Yeah, I've been arguing this for a bit.

I could have FSD hit a hive of Africanized bees, and kill 10 puppies but if I didn't disengage FSD it doesn't matter for stats. Same with Waymo and Cruise for all of these incidents.
 
It looks like Waymo is programmed to be aggressive, impatient, and wrong.

It wanted to turn left but was blocked on its front by cars waiting in the median. Instead of waiting for those to clear out, ít went ahead and turned left into the wrong way lane and could have had a head on collision if there were high speed inattentive right way drivers in that lane;

 
It looks like Waymo is programmed to be aggressive, impatient, and wrong.

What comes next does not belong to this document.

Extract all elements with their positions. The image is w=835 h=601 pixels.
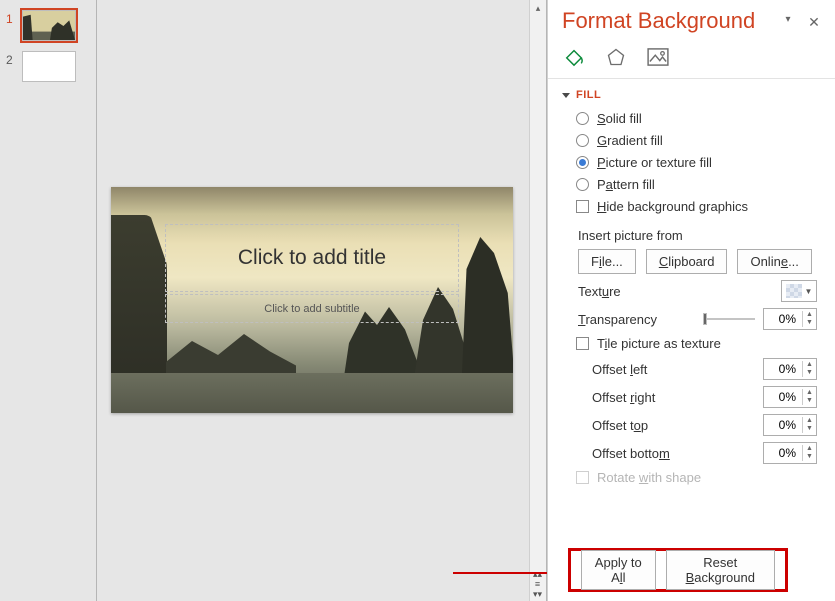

It wanted to turn left but was blocked on its front by cars waiting in the median. Instead of waiting for those to clear out, ít went ahead and turned left into the wrong way lane and could have had a head on collision if there were high speed inattentive right way drivers in that lane;

Not sure if impatient is fair. They’re driving in LA, they could literally be waiting there for hours. I’m wondering how far they drove the wrong direction and whether it knew no one was coming. Technically you’re always driving against traffic when making a turn like that.
 
Not sure if impatient is fair. They’re driving in LA, they could literally be waiting there for hours. I’m wondering how far they drove the wrong direction and whether it knew no one was coming. Technically you’re always driving against traffic when making a turn like that.
1. It's not LA, it's Tempe, AZ.
2. Then it should turn right and reroute to the destination.

This incident is not a good example for robots.